The Naval Museum (Musée naval de Monaco) is a museum of model ships, paintings and maritime objects in Fontvieille, Monaco. It is an international museum, dedicated to all navies from ancient times to our era.

== History ==
As a result of Professor Claude Pallanca’s passion for sea and boats, who gathered and built a large collection of model ships, the Naval Museum was founded in 1993 with the help of Prince Rainier III of Monaco, the Monegasque Administration and the friendship of Bernard Fautrier and Charles Ballerio. Professor Pallanca’s collection was enriched by numerous antique models from the personal collection of Prince Rainier III of Monaco. Some of the oldest models in the collection were built by Prince Albert I himself in 1874.

== Overview ==
Monaco’s Naval Museum exhibits a collection of more than 250 model ships, paintings and maritime objects. The full museum’s collection consists of more than 1,200 scale models and hundreds of navy-related objects. As an international museum, Naval Museum is dedicated to all navies from ancient times until present days.
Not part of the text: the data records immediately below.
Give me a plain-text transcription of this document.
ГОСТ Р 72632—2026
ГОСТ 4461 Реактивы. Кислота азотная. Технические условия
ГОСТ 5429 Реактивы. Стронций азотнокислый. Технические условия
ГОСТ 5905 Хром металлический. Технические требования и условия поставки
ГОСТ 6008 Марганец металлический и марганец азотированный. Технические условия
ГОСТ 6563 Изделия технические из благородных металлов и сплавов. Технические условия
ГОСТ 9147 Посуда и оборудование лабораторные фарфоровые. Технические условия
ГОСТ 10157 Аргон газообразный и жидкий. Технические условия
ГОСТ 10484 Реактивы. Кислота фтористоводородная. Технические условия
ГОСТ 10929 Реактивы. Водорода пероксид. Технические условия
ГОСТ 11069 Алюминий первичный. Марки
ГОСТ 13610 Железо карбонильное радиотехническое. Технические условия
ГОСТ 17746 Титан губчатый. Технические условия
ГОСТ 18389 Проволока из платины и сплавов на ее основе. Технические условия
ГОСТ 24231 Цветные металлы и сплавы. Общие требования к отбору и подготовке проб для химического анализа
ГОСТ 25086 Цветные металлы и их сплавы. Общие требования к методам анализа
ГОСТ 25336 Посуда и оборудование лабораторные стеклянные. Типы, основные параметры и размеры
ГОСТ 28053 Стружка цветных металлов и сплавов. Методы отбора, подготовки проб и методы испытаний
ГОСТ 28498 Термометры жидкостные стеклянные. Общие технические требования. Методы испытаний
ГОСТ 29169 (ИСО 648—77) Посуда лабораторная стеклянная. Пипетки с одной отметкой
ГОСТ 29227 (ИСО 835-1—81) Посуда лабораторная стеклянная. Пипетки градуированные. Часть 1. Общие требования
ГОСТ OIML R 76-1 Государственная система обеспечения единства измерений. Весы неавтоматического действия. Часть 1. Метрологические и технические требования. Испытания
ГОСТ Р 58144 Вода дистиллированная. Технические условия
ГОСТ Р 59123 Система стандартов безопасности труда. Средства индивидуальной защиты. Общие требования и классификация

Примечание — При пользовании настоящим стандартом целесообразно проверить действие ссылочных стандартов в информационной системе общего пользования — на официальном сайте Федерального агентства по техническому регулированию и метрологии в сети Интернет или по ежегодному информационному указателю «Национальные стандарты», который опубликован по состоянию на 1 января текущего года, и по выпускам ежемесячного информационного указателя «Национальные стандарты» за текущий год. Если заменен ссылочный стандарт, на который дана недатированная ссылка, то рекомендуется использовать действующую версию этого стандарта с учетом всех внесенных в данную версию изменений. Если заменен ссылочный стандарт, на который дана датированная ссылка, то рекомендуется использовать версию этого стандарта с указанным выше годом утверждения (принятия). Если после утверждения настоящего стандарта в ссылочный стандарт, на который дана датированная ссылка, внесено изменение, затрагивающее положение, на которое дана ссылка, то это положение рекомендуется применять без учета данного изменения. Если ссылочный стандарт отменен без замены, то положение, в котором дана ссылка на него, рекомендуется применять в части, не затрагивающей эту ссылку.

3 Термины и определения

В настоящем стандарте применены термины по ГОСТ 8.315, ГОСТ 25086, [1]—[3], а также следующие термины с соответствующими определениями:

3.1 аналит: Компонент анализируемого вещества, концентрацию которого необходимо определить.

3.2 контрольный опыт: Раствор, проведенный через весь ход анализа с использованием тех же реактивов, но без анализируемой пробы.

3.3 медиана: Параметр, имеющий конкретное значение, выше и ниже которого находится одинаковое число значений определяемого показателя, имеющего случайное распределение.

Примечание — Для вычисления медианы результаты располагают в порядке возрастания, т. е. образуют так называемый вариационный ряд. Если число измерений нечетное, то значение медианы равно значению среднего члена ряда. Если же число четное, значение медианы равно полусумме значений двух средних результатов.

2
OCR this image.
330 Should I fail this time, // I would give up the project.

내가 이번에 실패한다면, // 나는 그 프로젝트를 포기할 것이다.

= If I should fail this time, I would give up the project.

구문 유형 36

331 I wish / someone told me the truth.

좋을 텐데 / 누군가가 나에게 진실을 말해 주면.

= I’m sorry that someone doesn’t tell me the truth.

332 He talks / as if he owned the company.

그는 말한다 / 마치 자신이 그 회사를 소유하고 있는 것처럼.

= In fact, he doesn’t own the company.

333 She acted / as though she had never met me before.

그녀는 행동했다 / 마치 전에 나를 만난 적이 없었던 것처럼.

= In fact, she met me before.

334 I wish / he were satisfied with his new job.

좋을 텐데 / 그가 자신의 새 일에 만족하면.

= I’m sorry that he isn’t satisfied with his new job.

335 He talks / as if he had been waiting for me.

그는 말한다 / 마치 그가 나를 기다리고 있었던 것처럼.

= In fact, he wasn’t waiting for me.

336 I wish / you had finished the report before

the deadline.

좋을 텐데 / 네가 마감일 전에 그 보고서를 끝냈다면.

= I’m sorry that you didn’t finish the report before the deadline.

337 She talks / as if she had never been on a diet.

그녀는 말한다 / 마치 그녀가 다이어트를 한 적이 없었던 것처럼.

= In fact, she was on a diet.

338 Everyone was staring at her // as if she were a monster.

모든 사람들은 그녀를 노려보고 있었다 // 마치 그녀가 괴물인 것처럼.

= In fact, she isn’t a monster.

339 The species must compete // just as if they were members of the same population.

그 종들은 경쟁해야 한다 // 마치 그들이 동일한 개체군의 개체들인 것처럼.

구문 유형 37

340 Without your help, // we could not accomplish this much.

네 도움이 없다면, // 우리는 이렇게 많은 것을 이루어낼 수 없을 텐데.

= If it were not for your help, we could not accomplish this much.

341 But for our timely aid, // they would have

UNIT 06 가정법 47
Among the most outstanding exhibits should be mentioned a funerary boat found in a tomb in Egypt, as well as classical Roman and Greek vessels. Full-scale model Viking longboats, Venetian gondolas and Spanish galleons accurately represent their historical times. Also on displays the visitors can see the models of famous liners such as the Titanic and the France; trainings ships such as the Amerigo Vespucci and the Belem; and numerous warships from the Jeanne d’Arc to the battleship Missouri.

Second World War is represented by numerous submarines, as well as a minelayer and a Maiale manned torpedo. The model ship collection is enriched with 550 paintings illustrating ships and aircraft from the Second World War collected by Professor Pallanca.

Of special note amongst modern ships in the collection is a 5 m long model of the American aircraft carrier “Nimitz”.